Многие современники, а потом и историки считали его даже сторонником так называемой триалистической концепции, базирующейся на присоединении отнятого у России Королевства Польского к габсбургской монархии, преобразованной одновременно в триединое государство Австро-Венгро-Польшу. Основным доказательством, подтверждающим этот тезис, было письмо Пилсудского видному галицийскому политику Владиславу Леопольду Яворскому[53], написанное летом 1915 года. В нем он писал: «Я хотел бы сразу подчеркнуть, что политической целью войны, которую я с самого начала ставил перед собой, было и остается до сих пор слияние Галиции и Королевства в составе австро-венгерской монархии.
И не считал и не считаю, что можно было в этой войне добиться более лучших условий для Польши».
Однако это его заявление следует рассматривать так же, как и его слова, сказанные Чернову. Исходя из различных вариантов развития ситуации, Пилсудский каждому из собеседников излагал наиболее приемлемую для него версию, не пренебрегая ни одним шансом для установления возможного союза.
Следует все же признать, что до 1914 года он подозрительно часто говорил о преимуществах, вытекающих из увязки польского вопроса с Австрией. И что характерно, высказывал такое мнение не только в беседах со сторонниками этой концепции. Трудно, например, согласиться с тем, что только конъюнктурные соображения заставляли его говорить с симпатией об Австрии во время уже упоминавшейся парижской лекции в феврале 1914 года. Ведь в зале находились не одни австрийцы. И Пилсудский прекрасно об этом знал. «Нам говорят, — записал его слова агент охранки, — что мы служим интересам Австрии. Но, помилуйте, говоря правду, Галиция является частью Австрии, свободной ее частью и равноправной… Да, Австрия — это государство, состоящее из разных частей, и одной из них является Галиция, не подвластная ей, а представляющая собой часть этого союза, и в этом случае служить Австрии — значит служить делу Польши. Присоединить Королевство Польское к Австрии — значит сражаться за независимость Польши».

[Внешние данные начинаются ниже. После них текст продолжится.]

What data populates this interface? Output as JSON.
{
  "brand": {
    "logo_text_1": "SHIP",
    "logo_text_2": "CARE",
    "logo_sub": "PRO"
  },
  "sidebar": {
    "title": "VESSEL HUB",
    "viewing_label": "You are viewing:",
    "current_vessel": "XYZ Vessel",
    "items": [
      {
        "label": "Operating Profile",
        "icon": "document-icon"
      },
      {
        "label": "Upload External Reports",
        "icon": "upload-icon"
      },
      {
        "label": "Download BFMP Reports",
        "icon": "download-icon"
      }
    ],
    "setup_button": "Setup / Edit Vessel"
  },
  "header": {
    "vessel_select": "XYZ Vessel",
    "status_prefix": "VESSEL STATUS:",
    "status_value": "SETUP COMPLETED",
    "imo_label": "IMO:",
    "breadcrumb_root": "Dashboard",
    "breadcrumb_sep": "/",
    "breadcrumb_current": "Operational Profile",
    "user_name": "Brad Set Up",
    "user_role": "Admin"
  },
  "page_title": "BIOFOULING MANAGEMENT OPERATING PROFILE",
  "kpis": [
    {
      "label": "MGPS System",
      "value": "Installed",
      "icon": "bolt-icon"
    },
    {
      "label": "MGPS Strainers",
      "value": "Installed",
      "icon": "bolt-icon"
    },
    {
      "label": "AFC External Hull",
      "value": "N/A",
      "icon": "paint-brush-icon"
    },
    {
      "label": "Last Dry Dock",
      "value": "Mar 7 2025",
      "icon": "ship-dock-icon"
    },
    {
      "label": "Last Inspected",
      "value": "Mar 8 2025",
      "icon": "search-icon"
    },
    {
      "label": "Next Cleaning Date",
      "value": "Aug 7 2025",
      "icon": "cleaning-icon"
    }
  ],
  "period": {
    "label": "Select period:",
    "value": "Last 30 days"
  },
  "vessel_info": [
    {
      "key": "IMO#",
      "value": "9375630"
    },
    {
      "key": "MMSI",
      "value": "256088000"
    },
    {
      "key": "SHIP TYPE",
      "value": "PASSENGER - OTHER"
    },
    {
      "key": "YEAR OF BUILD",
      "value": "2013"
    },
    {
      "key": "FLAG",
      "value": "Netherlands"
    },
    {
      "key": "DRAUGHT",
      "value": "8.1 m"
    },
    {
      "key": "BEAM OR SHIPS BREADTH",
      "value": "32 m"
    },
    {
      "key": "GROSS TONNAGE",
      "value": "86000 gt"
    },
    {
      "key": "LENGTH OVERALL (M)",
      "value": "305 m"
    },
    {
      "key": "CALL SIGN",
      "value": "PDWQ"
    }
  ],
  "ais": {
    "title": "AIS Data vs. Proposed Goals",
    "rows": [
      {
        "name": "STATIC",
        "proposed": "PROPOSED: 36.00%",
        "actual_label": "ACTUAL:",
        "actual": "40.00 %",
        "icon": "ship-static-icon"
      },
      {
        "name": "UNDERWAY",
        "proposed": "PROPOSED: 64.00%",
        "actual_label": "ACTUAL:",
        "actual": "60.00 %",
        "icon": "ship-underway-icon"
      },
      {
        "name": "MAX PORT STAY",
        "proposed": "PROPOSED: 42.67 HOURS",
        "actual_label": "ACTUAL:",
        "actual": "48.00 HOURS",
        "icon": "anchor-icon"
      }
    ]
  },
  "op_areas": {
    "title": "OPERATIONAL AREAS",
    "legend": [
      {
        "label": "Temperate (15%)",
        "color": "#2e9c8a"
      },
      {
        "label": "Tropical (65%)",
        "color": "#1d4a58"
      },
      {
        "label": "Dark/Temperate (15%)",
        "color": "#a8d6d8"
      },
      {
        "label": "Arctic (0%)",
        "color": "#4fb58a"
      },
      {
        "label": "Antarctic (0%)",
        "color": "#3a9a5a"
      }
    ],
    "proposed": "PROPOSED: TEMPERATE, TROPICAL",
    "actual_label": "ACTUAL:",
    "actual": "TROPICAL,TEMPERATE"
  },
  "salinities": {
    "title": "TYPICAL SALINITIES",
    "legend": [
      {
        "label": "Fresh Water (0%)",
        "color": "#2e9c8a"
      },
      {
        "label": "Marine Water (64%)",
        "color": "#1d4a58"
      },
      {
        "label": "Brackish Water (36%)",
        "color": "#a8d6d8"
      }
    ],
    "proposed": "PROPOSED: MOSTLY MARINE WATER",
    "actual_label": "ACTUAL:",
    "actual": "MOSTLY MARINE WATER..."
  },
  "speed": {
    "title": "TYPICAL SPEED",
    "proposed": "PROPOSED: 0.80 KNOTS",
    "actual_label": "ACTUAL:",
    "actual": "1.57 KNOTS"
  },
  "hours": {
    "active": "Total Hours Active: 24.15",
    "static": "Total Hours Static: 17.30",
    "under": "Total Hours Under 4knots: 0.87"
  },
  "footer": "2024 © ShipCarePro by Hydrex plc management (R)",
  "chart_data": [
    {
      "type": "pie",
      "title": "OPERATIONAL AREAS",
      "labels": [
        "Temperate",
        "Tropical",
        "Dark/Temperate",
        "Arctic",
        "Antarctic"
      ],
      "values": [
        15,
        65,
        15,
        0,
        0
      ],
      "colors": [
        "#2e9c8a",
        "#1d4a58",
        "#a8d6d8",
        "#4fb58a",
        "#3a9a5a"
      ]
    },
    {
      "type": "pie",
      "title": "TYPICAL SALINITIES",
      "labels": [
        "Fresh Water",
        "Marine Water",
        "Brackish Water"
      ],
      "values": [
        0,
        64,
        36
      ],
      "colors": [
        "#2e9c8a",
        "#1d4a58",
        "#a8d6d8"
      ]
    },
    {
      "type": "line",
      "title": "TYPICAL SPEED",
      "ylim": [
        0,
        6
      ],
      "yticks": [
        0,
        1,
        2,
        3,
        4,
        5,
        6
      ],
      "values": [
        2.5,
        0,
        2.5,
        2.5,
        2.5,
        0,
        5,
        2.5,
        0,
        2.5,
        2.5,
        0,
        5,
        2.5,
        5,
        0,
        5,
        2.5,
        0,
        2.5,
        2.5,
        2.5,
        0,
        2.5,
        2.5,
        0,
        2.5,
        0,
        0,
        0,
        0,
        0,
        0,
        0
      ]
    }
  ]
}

В свете этих и подобных высказываний с большой степенью вероятности можно предположить, что триалистическую концепцию Пилсудский считал в то время наиболее благоприятной из остающихся в сфере реальных действий. Не исключал, разумеется, и более оптимистических вариантов развития ситуации. Ведь вооруженные силы, которые он создавал, должны были обеспечить, чтобы такие возможности не были упущены.

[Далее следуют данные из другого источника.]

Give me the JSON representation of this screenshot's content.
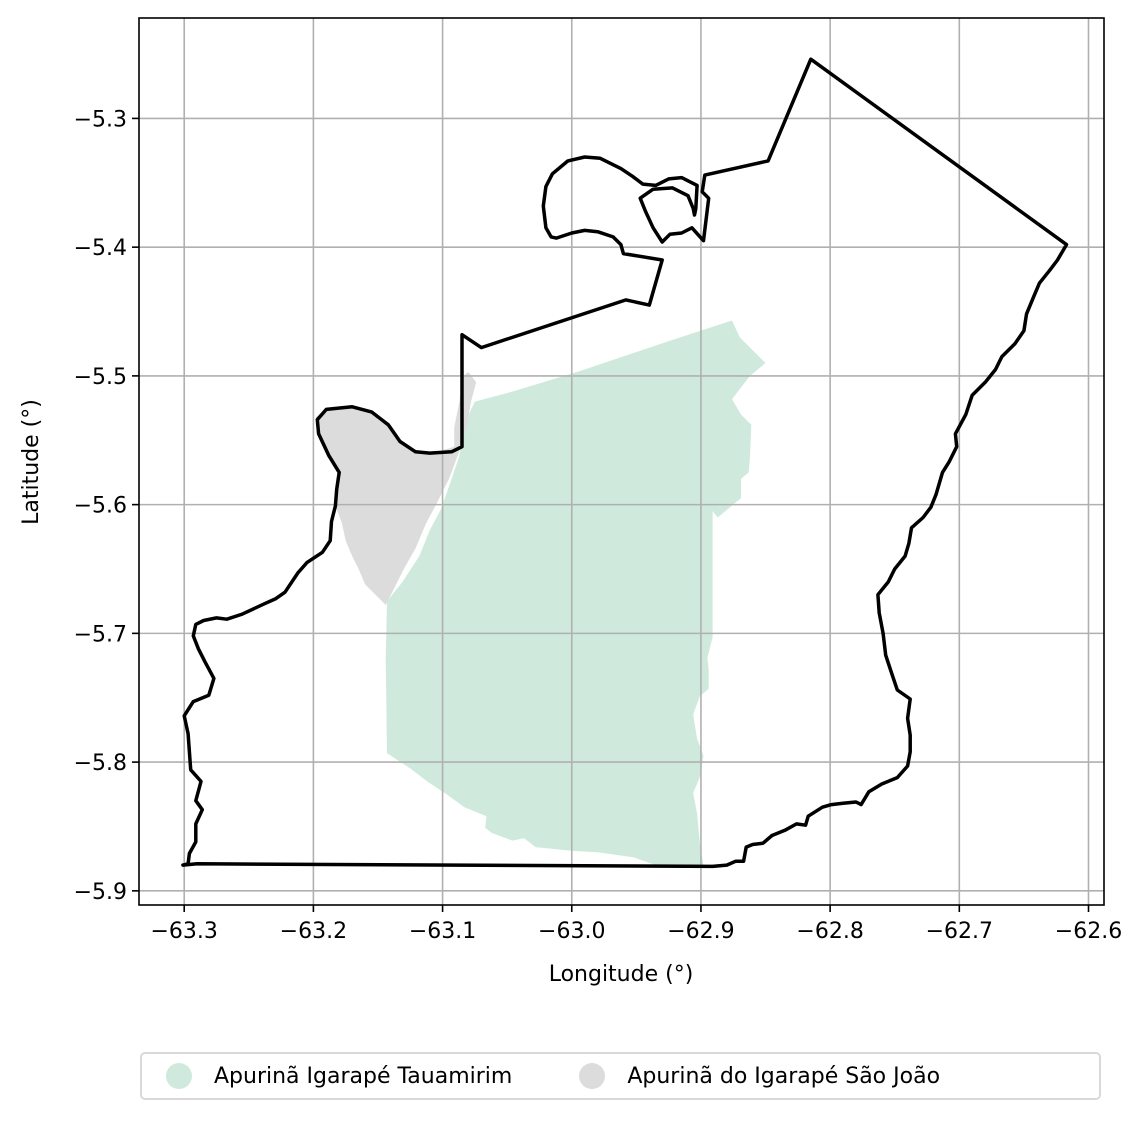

Само создание польской армии, с которой бы считались во время войны, он увязывал с оценкой русского плана ведения военных действий. Он считал, что русские будут обороняться лишь до линии Вислы, оставив на левом берегу этой реки лишь малочисленные силы прикрытия, обеспечивающие мобилизацию и эвакуацию. Со столь слабым противником должны были без особого труда справиться подготовленные заранее в Галиции кадровые отряды, массово поддержанные в Королевстве местным населением. Благодаря притоку добровольцев роты должны были превратиться в батальоны и полки. Комендант стрелков не исключал и возможности очередного национального восстания, направленного против России.

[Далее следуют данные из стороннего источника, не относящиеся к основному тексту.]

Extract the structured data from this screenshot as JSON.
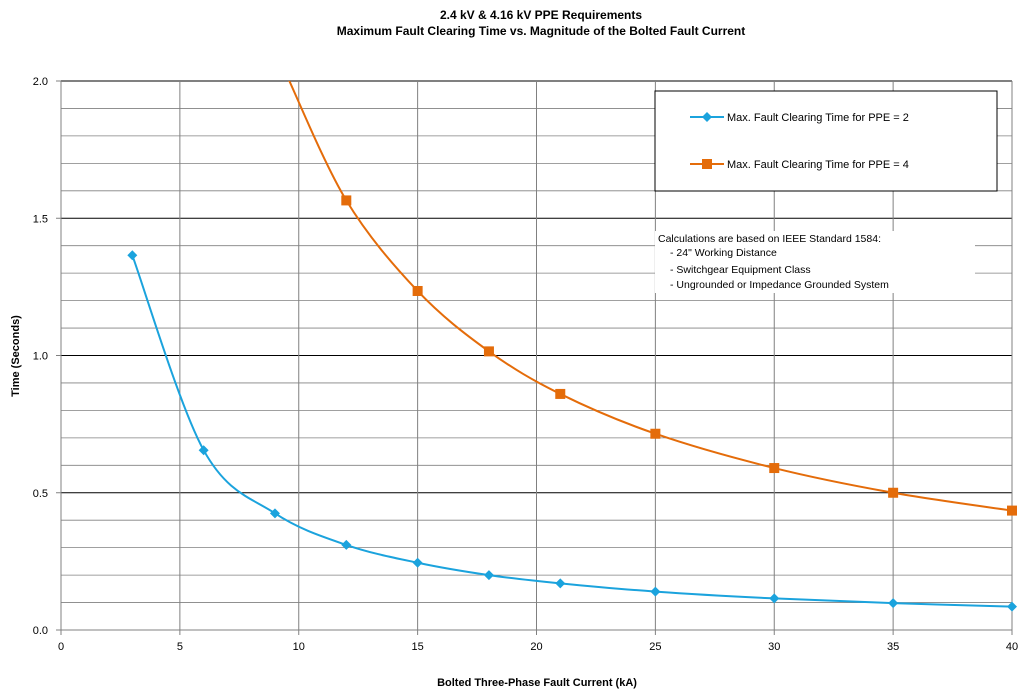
{
  "chart_data": {
    "type": "line",
    "title": "2.4 kV & 4.16 kV PPE Requirements",
    "subtitle": "Maximum Fault Clearing Time vs. Magnitude of the Bolted Fault Current",
    "xlabel": "Bolted Three-Phase Fault Current (kA)",
    "ylabel": "Time (Seconds)",
    "xlim": [
      0,
      40
    ],
    "ylim": [
      0,
      2.0
    ],
    "x_ticks": [
      0,
      5,
      10,
      15,
      20,
      25,
      30,
      35,
      40
    ],
    "x_tick_labels": [
      "0",
      "5",
      "10",
      "15",
      "20",
      "25",
      "30",
      "35",
      "40"
    ],
    "y_ticks": [
      0,
      0.5,
      1.0,
      1.5,
      2.0
    ],
    "y_tick_labels": [
      "0.0",
      "0.5",
      "1.0",
      "1.5",
      "2.0"
    ],
    "grid": true,
    "legend_position": "top-right",
    "series": [
      {
        "name": "Max. Fault Clearing Time for PPE = 2",
        "color": "#1BA3DD",
        "marker": "diamond",
        "x": [
          3,
          6,
          9,
          12,
          15,
          18,
          21,
          25,
          30,
          35,
          40
        ],
        "y": [
          1.365,
          0.655,
          0.425,
          0.31,
          0.245,
          0.2,
          0.17,
          0.14,
          0.115,
          0.098,
          0.085
        ]
      },
      {
        "name": "Max. Fault Clearing Time for PPE = 4",
        "color": "#E46C0A",
        "marker": "square",
        "x": [
          12,
          15,
          18,
          21,
          25,
          30,
          35,
          40
        ],
        "y": [
          1.565,
          1.235,
          1.015,
          0.86,
          0.715,
          0.59,
          0.5,
          0.435
        ],
        "line_extends_to_x": 9.5,
        "line_extends_to_y": 2.02
      }
    ],
    "annotation": {
      "heading": "Calculations are based on IEEE  Standard 1584:",
      "lines": [
        "- 24\" Working Distance",
        "- Switchgear Equipment Class",
        "- Ungrounded or Impedance Grounded System"
      ]
    }
  }
}
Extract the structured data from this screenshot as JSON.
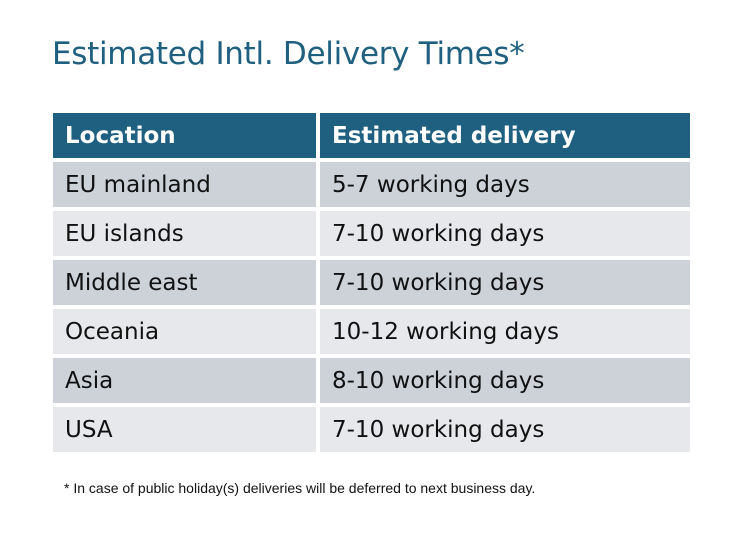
{
  "title": "Estimated Intl. Delivery Times*",
  "table": {
    "headers": [
      "Location",
      "Estimated delivery"
    ],
    "rows": [
      [
        "EU mainland",
        "5-7 working days"
      ],
      [
        "EU islands",
        "7-10 working days"
      ],
      [
        "Middle east",
        "7-10 working days"
      ],
      [
        "Oceania",
        "10-12 working days"
      ],
      [
        "Asia",
        "8-10 working days"
      ],
      [
        "USA",
        "7-10 working days"
      ]
    ]
  },
  "footnote": "* In case of public holiday(s) deliveries will be deferred to next business day.",
  "colors": {
    "header": "#1f5f7f",
    "row_odd": "#cdd2d9",
    "row_even": "#e6e8eb",
    "title": "#1f5f7f"
  }
}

Естественно, появившиеся в центре военных действий значительные польские вооруженные силы стали бы объектом «обхаживания» со всех сторон. Ведь они могли склонить чашу весов в этом регионе Европы в пользу одной из воюющих сторон. С момента их появления время неизбежно начало бы работать на поляков.
Пилсудский рассчитывал именно на такое развитие событий. В своих планах он был прежде всего прагматиком. Его ближайшей и одновременно важнейшей военной целью было создание максимально многочисленных вооруженных сил. Эта мысль отчетливо просматривается в более поздней, причем недоброжелательной записи в дневнике эндека Юлиуша Здановского: «Я виделся и разговаривал с молодым офицером — пилсудчиком из легионов… То, что он говорит, является, по-видимому, отголосками теорий, с которыми он сталкивался в течение двух лет службы в I бригаде. Ему грезятся несусветные вещи. Надо иметь армию — сто, двести тысяч, миллион. Только она что-то решает. Остальное потом. К ней присоединятся галичане. Это единственный способ фактического объединения разделенных частей Польши. Вступят в нее и познанчане. Правда, это отнюдь не означает, что мы рассчитываем на победу центральных государств; впрочем, если они потерпят поражение, польская армия нужна тогда тем более. То, что она не имеет своего вооружения, — это все мелочь, ерунда».
В одном следует признать правоту ядовитого замечания Здановского. Пилсудский действительно не разрабатывал своих планов до конца. Его дальнейшее поведение зависело от развития событий.
Однако пока не только свои замыслы, но и всю практическую подготовку к созданию польской армии он связал с Австро-Венгрией. Здесь он проводил работу, направленную на воспитание кадров, которые в подходящий момент должны были стать костяком повстанческой армии.